罗严塔尔再一次见到奥贝斯坦是在距离他们第一次相遇许多年后了,虽然他在心底认为他和奥贝斯坦是在那年冬天就永别了,不是春天寒冷的那次,是更久之前的春天还是温暖的那次,那时候的奥贝斯坦尽管已经换了颗心,但看起来和之前没有多大差别,他仍然愿意把那个时候的奥贝斯坦看成和他相爱的那个。但眼前这个,罗严塔尔怎么也不愿意承认他是奥贝斯坦了。

罗严塔尔和好友约定一年相聚一次,在那年的秋天,他走过熟悉的小镇,到好友的家中,路上遇到了奥贝斯坦——名为奥贝斯坦的男人。

奥贝斯坦变得一点都不好看了,尽管他之前也不算多么美丽的人,可能是因为爱情的粉饰,罗严塔尔以前觉得他是美的。现在失去了日光下彩色的滤镜,好像是失去了魔法的南瓜车一样,奥贝斯坦身上没有符合罗严塔尔美学的半点角落。奥贝斯坦在许多年后依旧很瘦,白发越来越多,一双淡褐色的假眼不知道在看向何方。不过他身上的气质不那么冰冷了,而是透明的玻璃那样,反射一切,折射一切。

实在是无法躲过去,罗严塔尔只得扬起微笑打招呼,但奥贝斯坦看都没看他一眼地从他身边走过去。

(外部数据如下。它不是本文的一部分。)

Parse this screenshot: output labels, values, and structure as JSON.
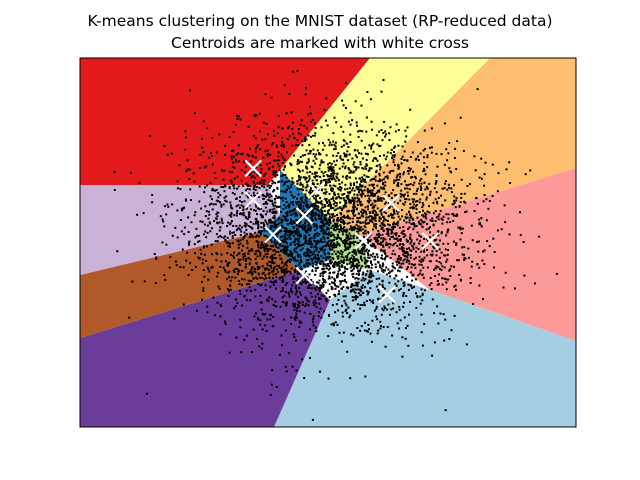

不该有的愤怒的情感从罗严塔尔胸口升起,他拉住了奥贝斯坦的黑色衣角,不让奥贝斯坦再往前走。

奥贝斯坦惊讶地转过头,接着他伸手摸了摸眼睛:“对不起,我义眼出了故障……你是谁?”

罗严塔尔更为惊讶地放开了拉着奥贝斯坦衣角的手。

“……你是谁?”奥贝斯坦又问了一遍。他变得好商量多了,要是以前,他根本不会问第二遍。

“我……”罗严塔尔后悔他发出了声音,接着他住了嘴,日光下他浑身发冷,他小心地看着面前的男人。

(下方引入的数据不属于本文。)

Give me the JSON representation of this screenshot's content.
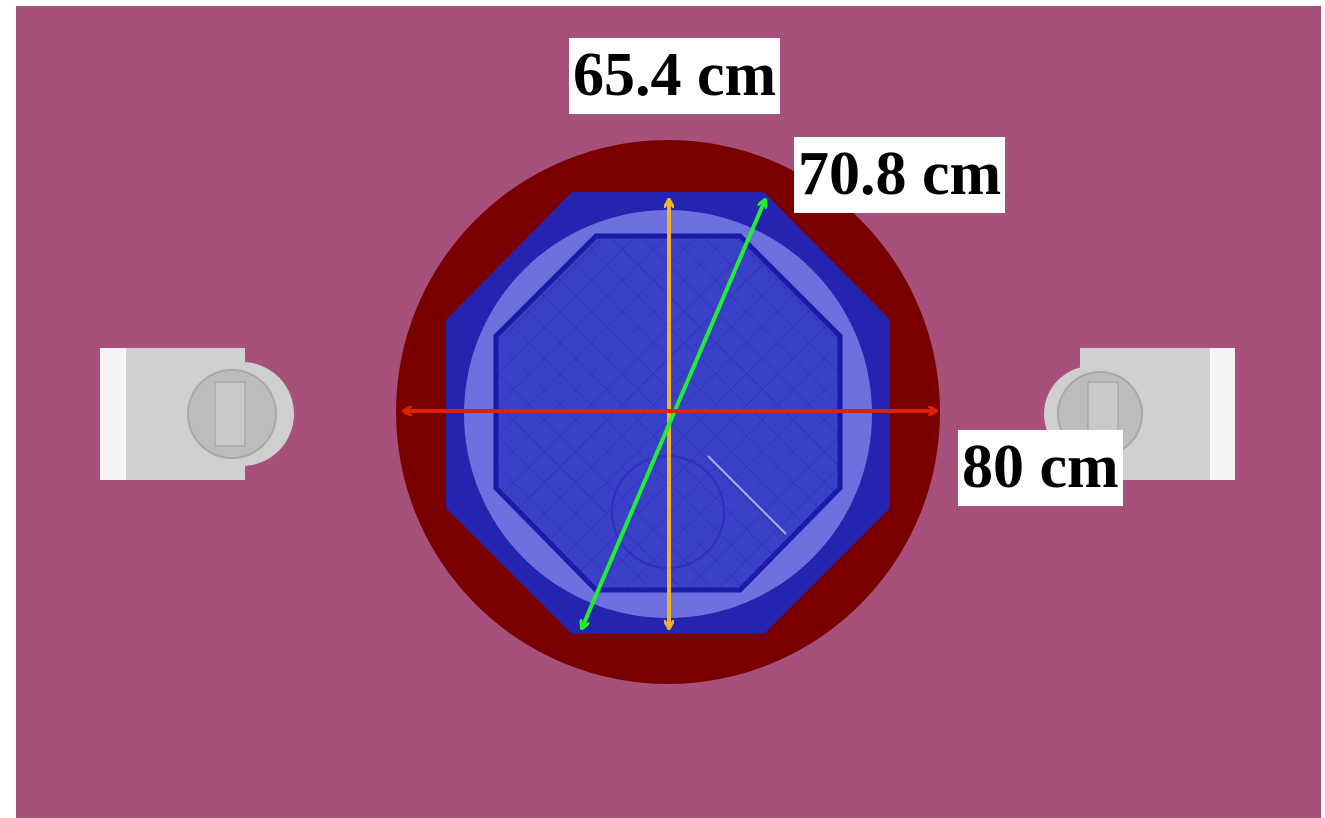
{
  "labels": {
    "height": "65.4 cm",
    "diagonal": "70.8 cm",
    "width": "80 cm"
  },
  "colors": {
    "background": "#a7507c",
    "outer_ring": "#7a0000",
    "octagon": "#2424b0",
    "inner_disc": "#6e70e0",
    "inner_octagon": "#3a40c8",
    "side_block": "#d8d8d8",
    "arrow_height": "#f0b030",
    "arrow_diagonal": "#22ee33",
    "arrow_width": "#dd2200"
  }
}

奥贝斯坦扬了扬脖颈,他的声音没有变,依旧清澈冰冷,好听得像是溪水潺潺:“教堂在这条路的尽头,你如果要施舍善款的话,可以塞进门后边的箱子里。”

“哦,好……好的。”罗严塔尔点点头。他当然知道哪里是捐款箱,他会去捐的。

“那我还有什么可以帮您的吗?”奥贝斯坦对着声音来的方向微微点头,语气像一条直线,“我一个看不见的人能帮到的也很有限。”

“你这样多久了?”罗严塔尔不由自主语气酸涩起来。

“什么多久了?”奥贝斯坦疑惑地问,他看起来很无所谓,对于命运加诸其身的种种全盘接受,他的语气毫无变化,半点弧度都没有,“你以前认识我吗?”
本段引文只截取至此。